Abdul Ghafur, Kepala Bidang Kedaruratan dan Logistik BPBD Agam, menjelaskan bahwa 450 warga yang mengungsi memilih berlindung di rumah-rumah kerabat mereka yang berada di lokasi lebih aman dari jangkauan banjir. "Warga yang sempat terjebak akibat derasnya aliran air, yang meliputi 20 Kepala Keluarga dengan total 60 jiwa, sebagian besar telah melakukan evakuasi mandiri," ungkap Abdul Ghafur, seperti dilansir chapnews.id pada Minggu (19/7). Ia menambahkan, tim gabungan yang terdiri dari BPBD Agam, Basarnas, Palang Merah Indonesia (PMI), Polri, TNI, dan unsur lainnya turut membantu proses evakuasi.

Kondisi serupa juga terjadi di Jorong Labuah, di mana sebanyak 250 warga terpaksa meninggalkan rumah mereka setelah 20 unit tempat tinggal terendam air dengan ketinggian mencapai sekitar 70 sentimeter.

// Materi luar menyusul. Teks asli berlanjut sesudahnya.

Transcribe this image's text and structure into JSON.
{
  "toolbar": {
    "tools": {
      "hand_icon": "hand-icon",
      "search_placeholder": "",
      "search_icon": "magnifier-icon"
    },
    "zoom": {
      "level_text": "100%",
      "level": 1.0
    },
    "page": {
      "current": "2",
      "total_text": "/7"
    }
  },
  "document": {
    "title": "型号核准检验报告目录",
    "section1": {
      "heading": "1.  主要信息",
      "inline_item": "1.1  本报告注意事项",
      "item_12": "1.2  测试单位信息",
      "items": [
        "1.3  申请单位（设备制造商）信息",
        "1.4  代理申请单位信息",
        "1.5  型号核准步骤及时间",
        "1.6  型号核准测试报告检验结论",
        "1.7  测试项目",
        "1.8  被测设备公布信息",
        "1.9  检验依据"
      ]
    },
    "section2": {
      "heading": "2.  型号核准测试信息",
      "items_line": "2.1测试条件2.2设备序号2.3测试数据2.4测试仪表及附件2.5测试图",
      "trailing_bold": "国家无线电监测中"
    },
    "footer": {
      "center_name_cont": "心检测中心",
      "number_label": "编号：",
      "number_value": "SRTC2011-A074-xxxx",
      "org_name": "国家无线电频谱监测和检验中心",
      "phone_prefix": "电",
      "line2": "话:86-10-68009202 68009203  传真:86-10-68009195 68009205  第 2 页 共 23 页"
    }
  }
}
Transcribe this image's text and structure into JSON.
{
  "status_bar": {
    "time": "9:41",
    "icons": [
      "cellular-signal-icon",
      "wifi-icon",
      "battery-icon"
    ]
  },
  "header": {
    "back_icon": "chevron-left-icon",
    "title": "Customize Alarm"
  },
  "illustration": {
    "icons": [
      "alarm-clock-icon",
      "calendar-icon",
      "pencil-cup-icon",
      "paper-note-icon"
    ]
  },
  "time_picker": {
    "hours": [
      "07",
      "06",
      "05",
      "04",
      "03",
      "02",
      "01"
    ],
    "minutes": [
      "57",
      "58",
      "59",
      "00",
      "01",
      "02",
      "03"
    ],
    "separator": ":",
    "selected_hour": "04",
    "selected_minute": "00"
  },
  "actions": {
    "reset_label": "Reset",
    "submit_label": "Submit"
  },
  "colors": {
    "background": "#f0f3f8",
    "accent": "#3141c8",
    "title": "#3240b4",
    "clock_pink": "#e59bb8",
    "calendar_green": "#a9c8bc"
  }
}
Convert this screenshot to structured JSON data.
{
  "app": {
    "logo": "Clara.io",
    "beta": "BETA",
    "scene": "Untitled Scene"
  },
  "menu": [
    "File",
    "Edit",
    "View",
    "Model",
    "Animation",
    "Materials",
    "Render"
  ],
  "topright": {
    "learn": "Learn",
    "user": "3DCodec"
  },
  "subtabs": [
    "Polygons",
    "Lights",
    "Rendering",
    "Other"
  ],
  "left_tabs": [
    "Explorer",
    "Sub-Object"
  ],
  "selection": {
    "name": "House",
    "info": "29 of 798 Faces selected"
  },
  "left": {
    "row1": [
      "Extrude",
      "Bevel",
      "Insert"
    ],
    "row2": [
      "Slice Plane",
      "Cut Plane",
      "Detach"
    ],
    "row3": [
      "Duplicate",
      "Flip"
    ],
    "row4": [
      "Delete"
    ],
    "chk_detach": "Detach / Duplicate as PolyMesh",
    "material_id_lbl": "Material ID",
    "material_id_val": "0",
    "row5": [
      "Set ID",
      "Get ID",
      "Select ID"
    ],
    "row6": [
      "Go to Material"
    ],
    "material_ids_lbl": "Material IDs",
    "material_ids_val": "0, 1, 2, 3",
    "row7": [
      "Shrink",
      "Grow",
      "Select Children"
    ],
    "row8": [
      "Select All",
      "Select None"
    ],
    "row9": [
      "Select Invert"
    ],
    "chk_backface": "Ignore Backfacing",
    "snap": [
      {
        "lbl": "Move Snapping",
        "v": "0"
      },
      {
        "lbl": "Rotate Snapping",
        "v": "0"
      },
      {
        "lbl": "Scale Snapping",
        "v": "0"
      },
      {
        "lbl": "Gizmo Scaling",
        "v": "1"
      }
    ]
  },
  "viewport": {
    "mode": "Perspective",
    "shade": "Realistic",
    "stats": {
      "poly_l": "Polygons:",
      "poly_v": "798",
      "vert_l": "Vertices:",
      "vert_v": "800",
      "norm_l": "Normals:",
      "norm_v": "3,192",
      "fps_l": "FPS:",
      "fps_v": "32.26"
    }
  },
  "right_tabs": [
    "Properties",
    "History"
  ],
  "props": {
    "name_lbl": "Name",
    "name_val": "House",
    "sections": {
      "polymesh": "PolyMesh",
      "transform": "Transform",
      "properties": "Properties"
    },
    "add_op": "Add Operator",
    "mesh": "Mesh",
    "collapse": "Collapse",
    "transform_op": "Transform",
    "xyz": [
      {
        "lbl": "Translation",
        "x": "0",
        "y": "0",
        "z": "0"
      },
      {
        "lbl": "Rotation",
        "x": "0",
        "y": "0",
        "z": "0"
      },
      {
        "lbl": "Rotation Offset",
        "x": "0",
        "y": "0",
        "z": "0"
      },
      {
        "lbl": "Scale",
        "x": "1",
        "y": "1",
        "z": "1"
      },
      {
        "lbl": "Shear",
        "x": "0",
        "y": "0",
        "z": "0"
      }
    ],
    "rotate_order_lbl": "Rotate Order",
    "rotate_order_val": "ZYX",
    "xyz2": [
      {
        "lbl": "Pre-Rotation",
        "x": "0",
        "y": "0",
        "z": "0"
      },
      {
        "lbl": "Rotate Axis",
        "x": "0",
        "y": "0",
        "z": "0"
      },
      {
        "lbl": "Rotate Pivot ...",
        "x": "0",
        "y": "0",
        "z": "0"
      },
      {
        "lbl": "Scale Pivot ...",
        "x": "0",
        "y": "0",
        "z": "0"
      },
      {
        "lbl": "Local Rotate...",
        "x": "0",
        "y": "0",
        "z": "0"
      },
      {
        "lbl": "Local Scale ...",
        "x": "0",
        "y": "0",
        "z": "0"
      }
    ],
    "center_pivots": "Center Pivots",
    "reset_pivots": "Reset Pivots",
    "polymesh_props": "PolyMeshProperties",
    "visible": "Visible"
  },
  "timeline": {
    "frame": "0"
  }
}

Banjir yang melanda dua jorong tersebut dipicu oleh curah hujan yang sangat tinggi sejak Sabtu (18/7) sore hingga malam hari, menyebabkan Sungai Batang Tumayo meluap dan merendam permukiman warga di sekitarnya. Abdul Ghafur menyoroti bahwa kejadian ini bukanlah yang pertama kali. "Ini merupakan banjir yang sering terjadi, karena sungai mengalami pendangkalan pasca-banjir bandang yang melanda daerah itu pada akhir November tahun lalu," jelasnya, mengindikasikan masalah kronis yang perlu penanganan lebih lanjut.
Beruntungnya, tidak ada laporan korban jiwa dalam insiden ini. Kondisi banjir dilaporkan sudah mulai menyusut, memungkinkan sebagian warga untuk secara bertahap kembali ke rumah masing-masing. Meski demikian, BPBD Agam tetap mengimbau seluruh masyarakat untuk senantiasa meningkatkan kewaspadaan, terutama dengan segera mengungsi ke tempat yang lebih aman apabila curah hujan kembali tinggi demi menghindari risiko yang tidak diinginkan.